Şunu belirtmek gerekir ki, film gerek gösterime girmeden gerekse de gösterimi sırasında müslüman kamuoyuna hitap eden bazı gazetelerce bol bol reklamı yapıldı ve değerlendirildi. Sanki film, izleyenlere İslami bir mesaj veriyormuş gibi değerlendirmeler yapıldı. Ancak film, yer yer "zenci"lerin ezilmişliğini ortaya koyan olumlu sahneleri olduğu kadar İslami kimliğe yakışmayan sahneler de içermekte. Tüm olumsuz kişiliğine ve eşinin uyarılarına rağmen Ali, Eljah'ın yanında yer alıyor. Ali'nin "çapkınlığı" ise sürekli eş değiştirme ile sonuçlanıyor. Yatakta İslam'ı tebliğ(!), başka bir kadında "Elli yaşında müslüman olmalıymışım, çünkü kadınlara karşı zaafım var," sözüyle doruğa çıkıyor. Bir de ırkçı başkaldırının simgesi olmuş bir Afrika ülkesinde (ezilmişliğe sembolik bir vurgu olsun diye Ali'nin isteğiyle Zaire'de) yapılacak olan büyük maç için Ali'yi karşılamaya gelen Zaire halkının ellerine tutuşturulan ABD bayraklarının neyin nesi olduğunu da sormak gerekir herhalde. Yoksa Ali'nin bu halklar katında ABD'ye karşı efsanevi bir isim olduğu sadece bir palavra mıydı? Elbette ki, İslami mesajlarla dolu bir sinema beklemiyorduk. Sadece eleştirmenlerin değerlendirmelerinde eksik bıraktıkları bazı noktaları vurgulamak istedik.

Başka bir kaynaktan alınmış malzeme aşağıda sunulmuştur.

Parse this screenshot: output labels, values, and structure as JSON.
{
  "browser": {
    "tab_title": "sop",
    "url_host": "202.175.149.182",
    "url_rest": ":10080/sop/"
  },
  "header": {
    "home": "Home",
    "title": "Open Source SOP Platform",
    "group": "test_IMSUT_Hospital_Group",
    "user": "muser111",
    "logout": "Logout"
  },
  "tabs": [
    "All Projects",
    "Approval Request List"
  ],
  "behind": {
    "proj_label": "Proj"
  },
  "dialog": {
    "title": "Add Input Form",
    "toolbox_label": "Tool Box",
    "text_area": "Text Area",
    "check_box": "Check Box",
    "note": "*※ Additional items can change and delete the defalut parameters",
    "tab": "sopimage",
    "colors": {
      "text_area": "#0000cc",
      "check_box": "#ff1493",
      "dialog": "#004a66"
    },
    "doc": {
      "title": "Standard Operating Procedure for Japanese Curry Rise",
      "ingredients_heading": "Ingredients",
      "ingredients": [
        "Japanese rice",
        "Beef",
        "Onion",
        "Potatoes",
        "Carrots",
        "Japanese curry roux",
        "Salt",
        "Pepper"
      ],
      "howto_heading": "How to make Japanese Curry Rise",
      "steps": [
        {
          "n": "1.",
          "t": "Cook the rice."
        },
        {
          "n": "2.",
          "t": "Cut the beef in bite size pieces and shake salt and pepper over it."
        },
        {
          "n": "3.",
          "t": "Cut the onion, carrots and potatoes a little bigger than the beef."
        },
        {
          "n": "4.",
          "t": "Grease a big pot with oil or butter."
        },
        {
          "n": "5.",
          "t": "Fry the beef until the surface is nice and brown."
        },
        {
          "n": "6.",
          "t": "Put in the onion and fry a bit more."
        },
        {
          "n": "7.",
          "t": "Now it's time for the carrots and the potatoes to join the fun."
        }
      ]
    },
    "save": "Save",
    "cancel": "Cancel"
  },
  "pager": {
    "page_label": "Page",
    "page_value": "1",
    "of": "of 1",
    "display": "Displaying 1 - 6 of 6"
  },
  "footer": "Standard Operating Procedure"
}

Ve hakkındaki müsabaka yasağının kalkmasından sonra Zaire'deki büyük maçta Zaire halkı tarafından sahiplenilen Ali, dünya ağır siklet boks şampiyonu George Foreman'ı halkın yaptığı "Ali, bumaye" tezahüratları eşliğinde nakavt ediyor. Ancak gerçekten kazanan, Ali ile gurur duyan siyah müslüman dünya mıydı, yoksa filmin kameramanının 'zum'ladığı ABD bayrağı mıydı, doğrusu filmde net olarak seçilememekte (mi?).